I wouldn't take this simulation as the end of the discussion; it's not too hard to come up with a scenario in which step-wise AIC will preform worse. But it's really not an unreasonable scenario, and exactly the type of situation that elastic nets are designed for (high correlation of covariates with very few large effects)!

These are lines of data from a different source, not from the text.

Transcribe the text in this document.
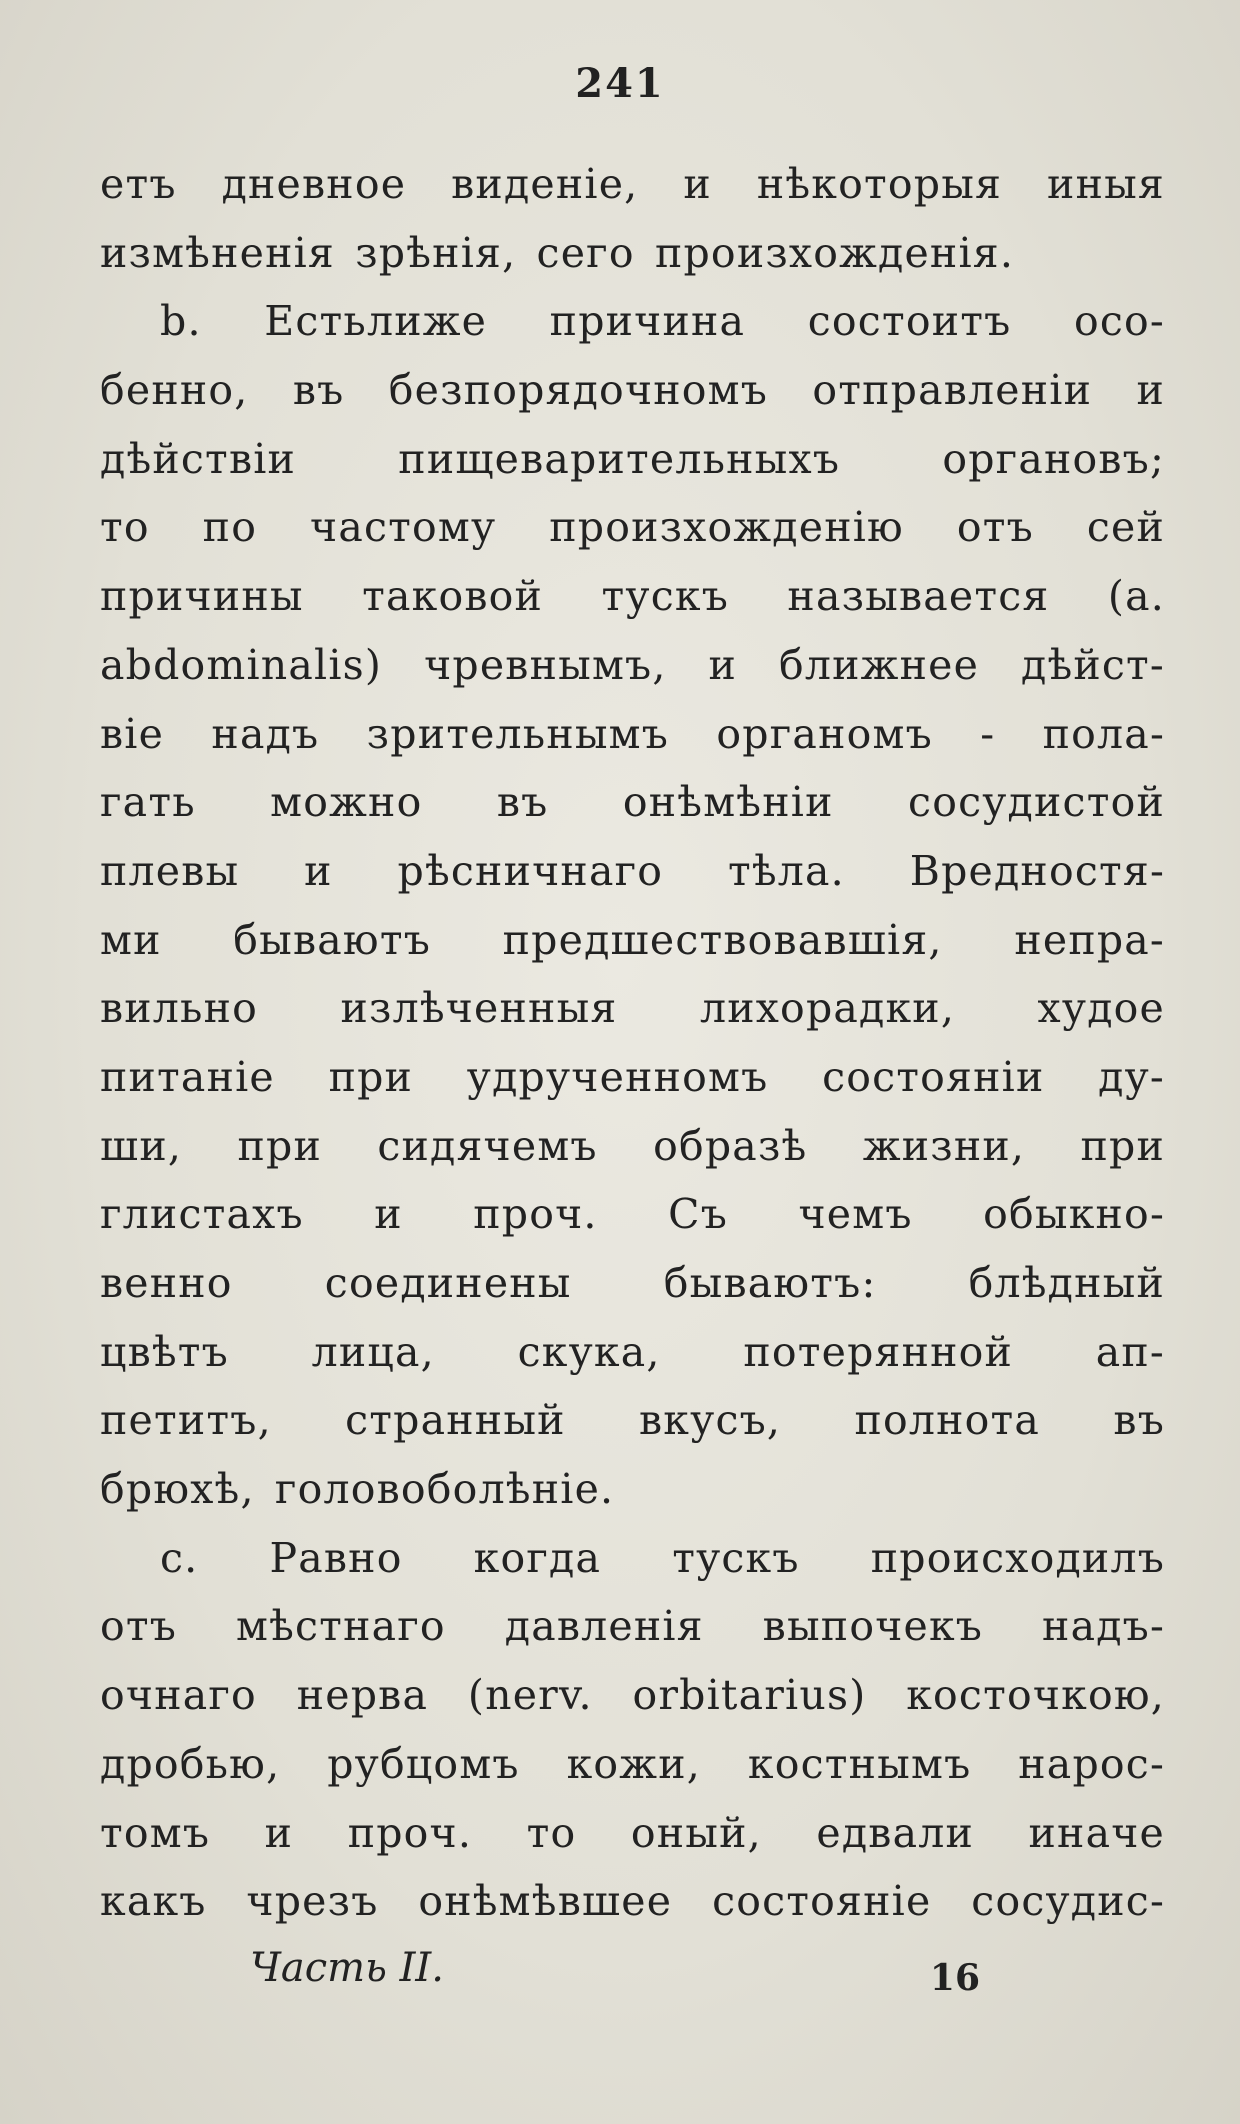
241
етъ дневное виденіе, и нѣкоторыя иныя
измѣненія зрѣнія, сего произхожденія.
b. Естьлиже причина состоитъ осо-
бенно, въ безпорядочномъ отправленіи и
дѣйствіи пищеварительныхъ органовъ;
то по частому произхожденію отъ сей
причины таковой тускъ называется (a.
abdominalis) чревнымъ, и ближнее дѣйст-
віе надъ зрительнымъ органомъ - пола-
гать можно въ онѣмѣніи сосудистой
плевы и рѣсничнаго тѣла. Вредностя-
ми бываютъ предшествовавшія, непра-
вильно излѣченныя лихорадки, худое
питаніе при удрученномъ состояніи ду-
ши, при сидячемъ образѣ жизни, при
глистахъ и проч. Съ чемъ обыкно-
венно соединены бываютъ: блѣдный
цвѣтъ лица, скука, потерянной ап-
петитъ, странный вкусъ, полнота въ
брюхѣ, головоболѣніе.
c. Равно когда тускъ происходилъ
отъ мѣстнаго давленія выпочекъ надъ-
очнаго нерва (nerv. orbitarius) косточкою,
дробью, рубцомъ кожи, костнымъ нарос-
томъ и проч. то оный, едвали иначе
какъ чрезъ онѣмѣвшее состояніе сосудис-
Часть II.	16
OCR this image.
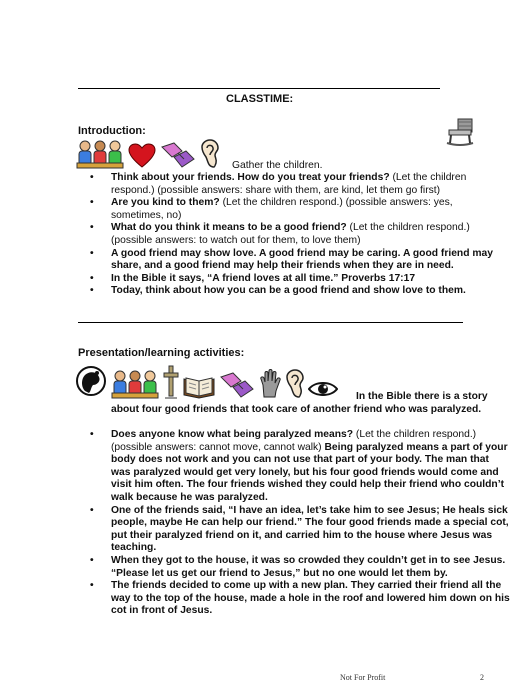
CLASSTIME:
Introduction:
Gather the children.
• Think about your friends. How do you treat your friends? (Let the children respond.) (possible answers: share with them, are kind, let them go first)
• Are you kind to them? (Let the children respond.) (possible answers: yes, sometimes, no)
• What do you think it means to be a good friend? (Let the children respond.) (possible answers: to watch out for them, to love them)
• A good friend may show love. A good friend may be caring. A good friend may share, and a good friend may help their friends when they are in need.
• In the Bible it says, “A friend loves at all time.” Proverbs 17:17
• Today, think about how you can be a good friend and show love to them.
Presentation/learning activities:
In the Bible there is a story about four good friends that took care of another friend who was paralyzed.
• Does anyone know what being paralyzed means? (Let the children respond.) (possible answers: cannot move, cannot walk) Being paralyzed means a part of your body does not work and you can not use that part of your body. The man that was paralyzed would get very lonely, but his four good friends would come and visit him often. The four friends wished they could help their friend who couldn’t walk because he was paralyzed.
• One of the friends said, “I have an idea, let’s take him to see Jesus; He heals sick people, maybe He can help our friend.” The four good friends made a special cot, put their paralyzed friend on it, and carried him to the house where Jesus was teaching.
• When they got to the house, it was so crowded they couldn’t get in to see Jesus. “Please let us get our friend to Jesus,” but no one would let them by.
• The friends decided to come up with a new plan. They carried their friend all the way to the top of the house, made a hole in the roof and lowered him down on his cot in front of Jesus.
Not For Profit	2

library(leaps) library(glmnet) nRows <- 1000 nCols <- 500 # Seed set For reproducibility. # Try changing for investigation of reliability of results set.seed(1) # Creating heavily correlated covariates x_firstHalf <- matrix(rnorm(nRows * nCols / 2), nrow = nRows) x_secondHalf <- x_firstHalf + 0.5 * matrix(rnorm(nRows * nCols / 2), nrow = nRows) x_mat <- cbind(x_firstHalf, x_secondHalf) + rnorm(nRows) # Creating beta's. Most will be of very small magnitude p_large = 0.01 betas <- rnorm(nCols, sd = 0.01) + rnorm(nCols, sd = 4) * rbinom(nCols, size = 1, prob = p_large) y <- x_mat %*% betas + rnorm(nRows, sd = 4) all_data <- data.frame(y, x_mat) colnames(all_data) <- c('y', paste('x', 1:nCols, sep = '_')) # Holding out 25% of data for validation holdout_index <- 1:(nRows * .25) train_data <- all_data[-holdout_index, ] validate_data <- all_data[holdout_index, ] mean_fit <- lm(y ~ 0, data = train_data) full_fit <- lm(y ~ ., data = train_data) step_fit <- step(mean_fit, scope = list(lower = mean_fit, upper = full_fit), direction = "forward", steps = 20, trace = 0) glmnet_cvRes <- cv.glmnet(x = as.matrix(train_data[,-1]), y = as.numeric(train_data$y) ) full_pred <- predict(full_fit, validate_data) step_pred <- predict(step_fit, validate_data) glmnet_pred <- predict(glmnet_cvRes, as.matrix(validate_data[,-1]), s='lambda.min') sd(full_pred - validate_data$y) #  6.426117 sd(step_pred - validate_data$y) #  4.233672 sd(glmnet_pred - validate_data$y) #  4.127171 # Note that stepwise AIC does considerably better than using all covariates # in linear regression, and not that much worse than penalized methods # with cross validation!!
I'm really not a fan of stepwise regression for many, many reasons, so I feel somewhat awkward having taken this stance in defense of it. But I merely think it's important to be precise about exactly what I don't like about it.